初年度産駒のロッキータイガーが帝王賞など南関東重賞6勝・ジャパンCで三冠馬
シンボリルドルフの2着という成績を出すと地方を中心に人気を集める。
ロジータは牝馬ながら南関東三冠馬となり、他に東京ダービー馬3頭を輩出する。
中央でも産駒は活躍しエイシンサニーがオークスを、オサイチジョージが宝塚記念を、リンデンリリーがエリザベス女王杯を優勝した。

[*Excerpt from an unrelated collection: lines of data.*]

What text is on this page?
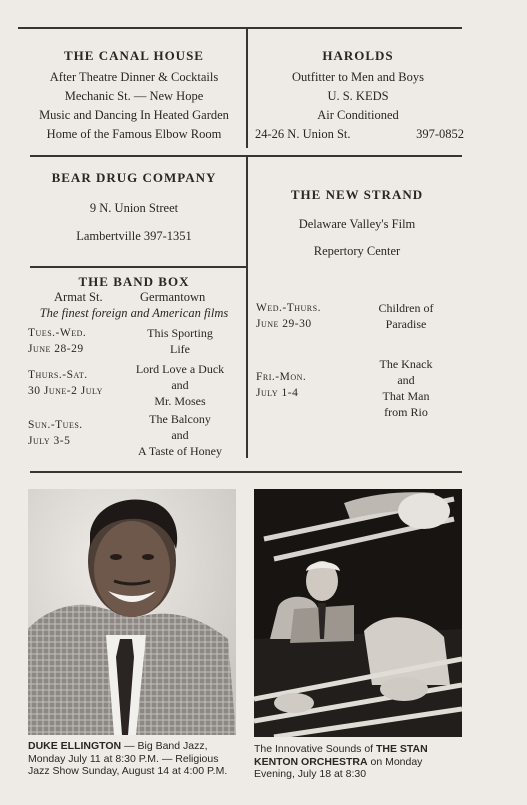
THE CANAL HOUSE
After Theatre Dinner & Cocktails
Mechanic St. — New Hope
Music and Dancing In Heated Garden
Home of the Famous Elbow Room
HAROLDS
Outfitter to Men and Boys
U. S. KEDS
Air Conditioned
24-26 N. Union St.	397-0852
BEAR DRUG COMPANY
9 N. Union Street
Lambertville 397-1351
THE NEW STRAND
Delaware Valley's Film
Repertory Center
Wed.-Thurs.
June 29-30
Children of
Paradise
Fri.-Mon.
July 1-4
The Knack
and
That Man
from Rio
THE BAND BOX
Armat St.	Germantown
The finest foreign and American films
Tues.-Wed.
June 28-29
This Sporting
Life
Thurs.-Sat.
30 June-2 July
Lord Love a Duck
and
Mr. Moses
Sun.-Tues.
July 3-5
The Balcony
and
A Taste of Honey
DUKE ELLINGTON — Big Band Jazz, Monday July 11 at 8:30 P.M. — Religious Jazz Show Sunday, August 14 at 4:00 P.M.
The Innovative Sounds of THE STAN KENTON ORCHESTRA on Monday Evening, July 18 at 8:30
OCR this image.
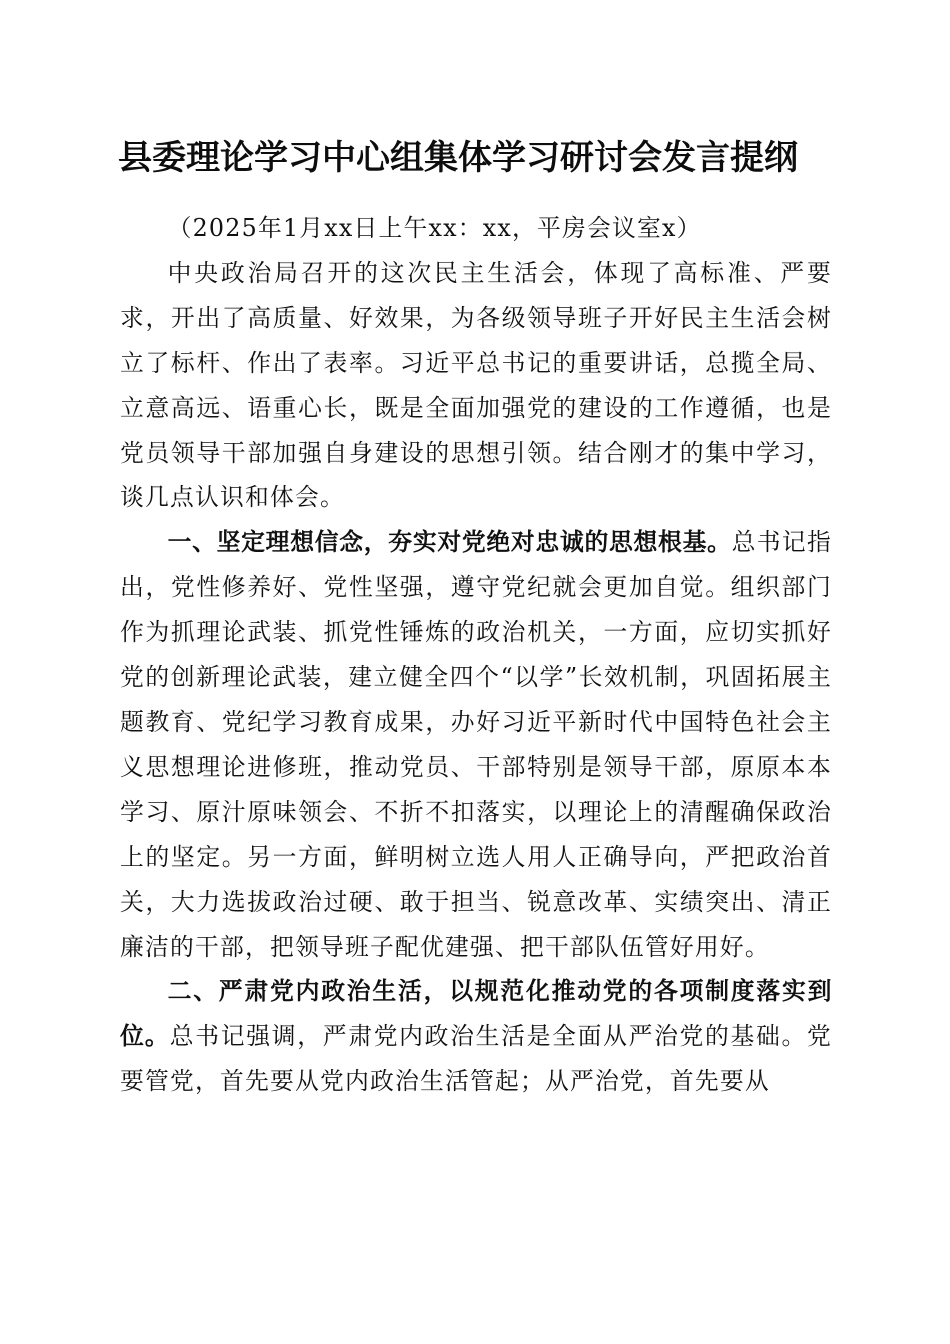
县委理论学习中心组集体学习研讨会发言提纲

（2025年1月xx日上午xx：xx，平房会议室x）

中央政治局召开的这次民主生活会，体现了高标准、严要求，开出了高质量、好效果，为各级领导班子开好民主生活会树立了标杆、作出了表率。习近平总书记的重要讲话，总揽全局、立意高远、语重心长，既是全面加强党的建设的工作遵循，也是党员领导干部加强自身建设的思想引领。结合刚才的集中学习，谈几点认识和体会。

一、坚定理想信念，夯实对党绝对忠诚的思想根基。总书记指出，党性修养好、党性坚强，遵守党纪就会更加自觉。组织部门作为抓理论武装、抓党性锤炼的政治机关，一方面，应切实抓好党的创新理论武装，建立健全四个“以学”长效机制，巩固拓展主题教育、党纪学习教育成果，办好习近平新时代中国特色社会主义思想理论进修班，推动党员、干部特别是领导干部，原原本本学习、原汁原味领会、不折不扣落实，以理论上的清醒确保政治上的坚定。另一方面，鲜明树立选人用人正确导向，严把政治首关，大力选拔政治过硬、敢于担当、锐意改革、实绩突出、清正廉洁的干部，把领导班子配优建强、把干部队伍管好用好。

二、严肃党内政治生活，以规范化推动党的各项制度落实到位。总书记强调，严肃党内政治生活是全面从严治党的基础。党要管党，首先要从党内政治生活管起；从严治党，首先要从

とりわけ代表産駒は南関東で東京大賞典を制した後中央に移籍し、天皇賞(春)・春秋グランプリ制覇を成し遂げJRA年度代表馬となった
イナリワンである。
産駒の特徴として
スタミナ自慢が多く、
晩成傾向にある。また
ナスルーラの3×4配合が大きく影響して
気性難が目立つ。
柴田政人は「産駒には天才と狂気が同居した様な馬が多い」とコメントしている。
母
タニイチパワーは5戦1勝。孫にGⅠ2勝、1998・2000年のJRA賞最優秀ダートホースウイングアローがいる。
母父
ネヴァービートは中山大障害4勝グランドマーチスなど数多くの活躍馬を輩出した1970年代のリーディングサイアー。BMSとして三冠牝馬
メジロラモーヌや「華麗なる一族の祖」イットーを輩出し牝系に影響を与えている。
曾祖母マーシュメドウはキーストンのいとこであるが、流石に遠すぎるか。
ユーセイトップランは父ミルジョージの影響をよく受けて豊富なスタミナ、よく目立つブリンカー装着の気性、超晩成型という特徴がある。
また母父ネヴァービート・母系のヒンドスタンの影響、グレイソヴリンの4×4から更にステイヤー傾向が増し、超長距離馬となったのだ。
【競走馬時代】
誕生
1993年4月25日、三枝牧場でタニイチパワーの8番仔として生まれる。
きょうだいの活躍に目立ったものはなく、同じミルジョージ産駒のきょうだいは1勝・未勝利で終わっている。
三枝牧場は83年平安S勝ちホースメンワイルド、88年GⅢフェブラリーH勝ちローマンプリンスを輩出するものの大物は出ず、2018年を最後に競走馬の生産はストップしている。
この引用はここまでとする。